Conservation agriculture advances in West Asia

August 15, 2010 at 6:08 am | Posted in Uncategorized | Leave a comment

Conservation agriculture is generating massive farmer interest. A field day Qamishly, Syria, attracted more than 250 farmers – as well as 20 extension officers from Iraq

Research partners in Syria and Iraq report that farmers in both countries are increasingly adopting conservation agriculture methods, thanks to a collaborative project with ICARDA, the Australian Centre for International Agricultural Research (ACIAR), the Australian Agency for International Development (AusAID) and others. A meeting at ICARDA headquarters on 5 August brought together 80 participants from diverse fields: government research and extension staff, farmers, education and development experts, manufacturers of agricultural machinery, NGOs, agrochemical industry representatives, and others. The meeting reviewed results from the project’s first season in Syria and developed workplans for the next season.

To encourage farmers to practice conservation agriculture, zero-till seeders supplied by the project were made available – on loan, free of cost – at seven locations in Syria.

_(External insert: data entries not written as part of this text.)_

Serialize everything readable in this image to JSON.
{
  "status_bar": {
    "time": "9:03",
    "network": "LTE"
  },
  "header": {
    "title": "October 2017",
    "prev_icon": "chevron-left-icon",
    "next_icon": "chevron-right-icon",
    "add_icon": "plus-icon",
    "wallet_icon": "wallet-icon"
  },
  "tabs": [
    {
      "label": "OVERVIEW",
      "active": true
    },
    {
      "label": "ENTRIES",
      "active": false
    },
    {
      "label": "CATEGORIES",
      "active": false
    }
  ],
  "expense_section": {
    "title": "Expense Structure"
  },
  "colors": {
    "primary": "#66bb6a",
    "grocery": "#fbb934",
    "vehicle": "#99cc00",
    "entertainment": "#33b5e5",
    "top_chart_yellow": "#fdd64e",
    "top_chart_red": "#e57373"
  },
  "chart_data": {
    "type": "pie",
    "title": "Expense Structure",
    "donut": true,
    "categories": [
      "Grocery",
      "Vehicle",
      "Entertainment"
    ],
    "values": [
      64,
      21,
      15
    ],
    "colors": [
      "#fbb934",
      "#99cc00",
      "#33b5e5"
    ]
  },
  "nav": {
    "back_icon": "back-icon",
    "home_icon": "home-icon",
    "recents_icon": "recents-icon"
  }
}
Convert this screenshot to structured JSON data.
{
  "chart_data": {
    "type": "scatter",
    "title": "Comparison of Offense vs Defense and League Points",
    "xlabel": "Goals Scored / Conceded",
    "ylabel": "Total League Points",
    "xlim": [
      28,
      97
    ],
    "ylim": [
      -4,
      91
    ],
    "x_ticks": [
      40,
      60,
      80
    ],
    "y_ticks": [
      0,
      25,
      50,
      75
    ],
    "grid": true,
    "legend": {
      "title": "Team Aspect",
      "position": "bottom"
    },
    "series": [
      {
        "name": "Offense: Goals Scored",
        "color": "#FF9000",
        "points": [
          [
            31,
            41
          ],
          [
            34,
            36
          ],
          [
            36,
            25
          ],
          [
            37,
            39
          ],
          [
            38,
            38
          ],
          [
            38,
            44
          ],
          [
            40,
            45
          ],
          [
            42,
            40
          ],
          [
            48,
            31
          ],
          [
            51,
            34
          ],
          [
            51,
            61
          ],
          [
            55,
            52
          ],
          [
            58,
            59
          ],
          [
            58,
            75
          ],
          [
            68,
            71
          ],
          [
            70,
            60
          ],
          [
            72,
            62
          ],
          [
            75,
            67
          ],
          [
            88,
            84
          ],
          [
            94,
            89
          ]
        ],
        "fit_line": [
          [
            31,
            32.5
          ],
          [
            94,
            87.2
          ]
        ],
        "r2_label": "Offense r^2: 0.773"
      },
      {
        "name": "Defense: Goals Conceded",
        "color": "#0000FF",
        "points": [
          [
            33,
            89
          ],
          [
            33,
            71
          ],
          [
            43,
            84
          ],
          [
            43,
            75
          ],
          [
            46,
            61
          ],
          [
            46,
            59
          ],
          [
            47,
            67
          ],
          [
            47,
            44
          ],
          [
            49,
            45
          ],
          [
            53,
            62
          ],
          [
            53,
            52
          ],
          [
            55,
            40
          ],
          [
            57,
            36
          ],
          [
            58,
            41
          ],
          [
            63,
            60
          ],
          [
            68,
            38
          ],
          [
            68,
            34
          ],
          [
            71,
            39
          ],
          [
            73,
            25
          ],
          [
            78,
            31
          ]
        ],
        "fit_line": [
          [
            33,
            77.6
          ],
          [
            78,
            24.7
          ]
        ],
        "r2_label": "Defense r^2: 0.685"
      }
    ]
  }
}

In the 2009-10 season, the seeders were used by 160 farmers to plant some 6600 ha of wheat, barley and lentil. Zero-till fields gave higher yields than neighboring fields sown by conventional methods; while production costs were $20-30/ha lower.

The program will be further scaled up next season in both Syria and Iraq. In Syria, additional zero-till seeders will be available through the project, and 15 farmers are purchasing their own seeders: designed by a project team and fabricated locally, at low cost. In Iraq, the project has supplied seven seeders from Syria, and a further 20 farmers are modifying their own local seeders for zero-till. Iraqi participants at the meeting shared their experiences on conservation agriculture; they noted that lessons learned in Syria would benefit similar activities planned for Ninevah province in Iraq. Senior government officials – Dr Mohamed Abdalla, Director of Extension at the Ministry of Agriculture and Agrarian Reform, and Dr Avadis Arslan, Head of Natural Resources at the General Commission for Scientific Agricultural Research – commended the project team, and expressed confidence that conservation agriculture would continue to expand rapidly.